The Lagos State Internal Revenue Service (LIRS) has extended the deadline for filing annual personal income tax returns to April 14, 2026, via its eTax portal at etax.lirs.net. This marks the first filing season under Nigeria's 2025 tax reforms, which mandate electronic filing and introduce stricter tax bands while abolishing the Consolidated Relief Allowance. All Lagos residents earning income must file, even if their employers deduct Pay-As-You-Earn (PAYE) taxes monthly, as the law requires individuals to submit their own returns. The extension follows widespread technical failures on the portal just days before the original March 31 deadline, with users reporting hours-long access issues and submission errors. LIRS attributed the delay to compliance ease, though Technext reported portal instability under the strain of millions of users.

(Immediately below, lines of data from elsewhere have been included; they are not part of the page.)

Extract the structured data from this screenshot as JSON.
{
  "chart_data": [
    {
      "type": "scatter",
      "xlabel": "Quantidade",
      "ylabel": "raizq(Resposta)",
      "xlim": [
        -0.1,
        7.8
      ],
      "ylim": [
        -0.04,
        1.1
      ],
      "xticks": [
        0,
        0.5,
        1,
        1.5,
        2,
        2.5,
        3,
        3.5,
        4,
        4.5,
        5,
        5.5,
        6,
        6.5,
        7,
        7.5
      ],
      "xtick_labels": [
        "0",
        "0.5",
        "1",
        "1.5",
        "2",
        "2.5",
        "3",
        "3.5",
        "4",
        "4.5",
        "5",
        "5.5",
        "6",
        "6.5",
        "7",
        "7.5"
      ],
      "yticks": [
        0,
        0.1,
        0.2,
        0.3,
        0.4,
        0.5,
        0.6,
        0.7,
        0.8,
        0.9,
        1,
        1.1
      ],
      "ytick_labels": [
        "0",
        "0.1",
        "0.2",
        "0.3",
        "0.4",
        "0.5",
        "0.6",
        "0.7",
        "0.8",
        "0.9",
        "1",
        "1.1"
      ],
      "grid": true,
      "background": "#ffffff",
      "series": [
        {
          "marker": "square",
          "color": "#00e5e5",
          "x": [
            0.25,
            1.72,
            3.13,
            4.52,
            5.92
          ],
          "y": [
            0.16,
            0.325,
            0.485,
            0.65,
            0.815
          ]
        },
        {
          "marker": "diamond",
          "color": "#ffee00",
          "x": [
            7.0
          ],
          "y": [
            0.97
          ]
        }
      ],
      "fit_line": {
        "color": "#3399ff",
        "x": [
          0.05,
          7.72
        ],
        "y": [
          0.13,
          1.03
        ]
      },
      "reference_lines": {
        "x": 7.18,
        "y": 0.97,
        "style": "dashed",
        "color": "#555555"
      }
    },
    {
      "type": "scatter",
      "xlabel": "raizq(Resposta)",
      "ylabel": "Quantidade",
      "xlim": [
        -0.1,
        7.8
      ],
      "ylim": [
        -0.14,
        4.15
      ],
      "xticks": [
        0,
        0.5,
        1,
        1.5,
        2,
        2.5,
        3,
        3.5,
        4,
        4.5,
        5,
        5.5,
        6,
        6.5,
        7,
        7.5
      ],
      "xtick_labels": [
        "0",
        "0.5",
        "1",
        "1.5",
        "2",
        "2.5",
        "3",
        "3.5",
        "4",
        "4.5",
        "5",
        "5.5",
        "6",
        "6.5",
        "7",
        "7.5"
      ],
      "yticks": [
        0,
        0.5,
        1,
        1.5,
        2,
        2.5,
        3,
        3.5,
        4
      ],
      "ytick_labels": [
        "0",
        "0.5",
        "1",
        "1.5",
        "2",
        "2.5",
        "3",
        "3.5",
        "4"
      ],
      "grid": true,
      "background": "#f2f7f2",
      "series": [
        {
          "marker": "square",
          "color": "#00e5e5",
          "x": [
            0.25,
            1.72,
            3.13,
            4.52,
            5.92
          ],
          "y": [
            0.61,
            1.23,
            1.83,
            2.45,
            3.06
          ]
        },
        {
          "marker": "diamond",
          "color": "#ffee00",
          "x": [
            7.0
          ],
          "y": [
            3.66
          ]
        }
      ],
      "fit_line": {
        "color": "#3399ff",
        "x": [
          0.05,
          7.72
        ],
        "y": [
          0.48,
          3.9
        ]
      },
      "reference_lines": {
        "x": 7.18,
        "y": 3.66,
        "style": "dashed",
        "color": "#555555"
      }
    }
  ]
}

Penalties for missing the deadline start at N100,000 for the first month, rising by N50,000 monthly. The reforms also broaden the definition of taxable income, covering salaries, business profits, and even small-scale commercial activities like home-based sales. Reliefs and deductions include a tax-free threshold of N800,000, rent relief up to N500,000, and contributions to pension, housing, and health insurance schemes. LIRS Executive Chairman Dr. Ayodele Subair and Minister of State for Finance Taiwo Oyedele emphasized that employees cannot assume their tax obligations end with employer deductions.
When Taiwo Oyedele says employees can't assume their tax obligations end with PAYE deductions, he's signaling a fundamental shift: Nigeria's tax net is tightening, and Lagos is leading the charge. The LIRS portal's collapse under basic load exposes a critical flaw—Nigeria's digital infrastructure isn't ready for mass adoption of reforms that demand 100% online compliance. This isn't just about tax; it's about whether Nigeria's tech policies match its digital ambitions. If a platform meant for millions buckles under pressure, what happens when more reforms—like the planned eNaira expansion—hit the same weak systems?